Pompeo led a meeting of foreign ministers from India, Japan and Australia this month in Tokyo, a grouping which has been named the Quad, and could be a bulwark against China's growing assertiveness in the region.
"This is more about real foreign policy than domestic politics," said Greg Poling, maritime security expert at the Center for Strategic and International Studies in Washington.
"Yes, Pompeo’s anti-China rhetoric is largely about the election, but State’s broader push to strengthen the Quad, tighten relations with Taiwan, heighten attention on the South China Sea and more, are being driven as much by the policy professionals as the politicians."
Next month, India hosts 'Malabar', the biggest naval wargames in years, with the other Quad members - an exercise that China has in the past opposed.

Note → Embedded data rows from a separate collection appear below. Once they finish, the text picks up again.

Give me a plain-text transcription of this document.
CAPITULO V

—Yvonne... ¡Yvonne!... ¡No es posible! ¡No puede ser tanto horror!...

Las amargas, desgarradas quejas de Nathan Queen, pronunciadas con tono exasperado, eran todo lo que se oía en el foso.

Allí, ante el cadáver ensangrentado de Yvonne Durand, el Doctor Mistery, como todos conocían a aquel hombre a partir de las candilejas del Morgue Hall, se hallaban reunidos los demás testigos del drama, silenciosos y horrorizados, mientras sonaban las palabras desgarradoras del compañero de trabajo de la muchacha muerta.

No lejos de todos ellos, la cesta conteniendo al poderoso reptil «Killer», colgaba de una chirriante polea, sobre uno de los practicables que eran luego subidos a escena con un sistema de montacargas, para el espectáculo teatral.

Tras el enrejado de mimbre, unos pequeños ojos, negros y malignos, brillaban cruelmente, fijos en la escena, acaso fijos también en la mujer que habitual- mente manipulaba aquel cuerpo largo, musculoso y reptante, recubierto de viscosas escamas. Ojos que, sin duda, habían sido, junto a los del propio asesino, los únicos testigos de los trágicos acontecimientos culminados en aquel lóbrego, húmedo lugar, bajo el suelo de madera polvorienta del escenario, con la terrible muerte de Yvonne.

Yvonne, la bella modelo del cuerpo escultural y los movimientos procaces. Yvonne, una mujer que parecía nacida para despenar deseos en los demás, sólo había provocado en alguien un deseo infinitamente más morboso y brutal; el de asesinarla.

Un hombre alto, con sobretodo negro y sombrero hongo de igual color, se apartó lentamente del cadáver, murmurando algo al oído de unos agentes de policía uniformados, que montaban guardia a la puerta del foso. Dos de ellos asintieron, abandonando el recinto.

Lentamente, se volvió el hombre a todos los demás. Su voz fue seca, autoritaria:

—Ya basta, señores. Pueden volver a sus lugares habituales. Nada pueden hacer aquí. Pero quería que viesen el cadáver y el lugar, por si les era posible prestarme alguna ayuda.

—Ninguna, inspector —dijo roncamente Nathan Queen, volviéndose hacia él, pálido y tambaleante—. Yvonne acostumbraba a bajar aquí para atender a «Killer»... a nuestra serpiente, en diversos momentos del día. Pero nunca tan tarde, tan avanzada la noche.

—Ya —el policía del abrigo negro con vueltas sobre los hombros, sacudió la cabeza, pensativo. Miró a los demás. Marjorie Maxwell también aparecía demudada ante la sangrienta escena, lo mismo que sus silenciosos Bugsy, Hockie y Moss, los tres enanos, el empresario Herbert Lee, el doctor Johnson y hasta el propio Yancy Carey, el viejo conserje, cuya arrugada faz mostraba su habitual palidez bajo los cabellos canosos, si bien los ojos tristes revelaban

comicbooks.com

India's decision on expanding the exercises comes at a time when it is locked in a military stand-off on the disputed land border with China.
Thousands of troops are in close proximity in the western Himalayas, where India says Chinese troops have intruded across its side of the de facto border. Beijing denies any intrusion and says India has been building roads and other infrastructure in the disputed area, causing the crisis.
Chinese foreign ministry spokesman Zhao Lijian said on Friday the United States was bullying countries to pick sides over their links to China, but such efforts would not succeed.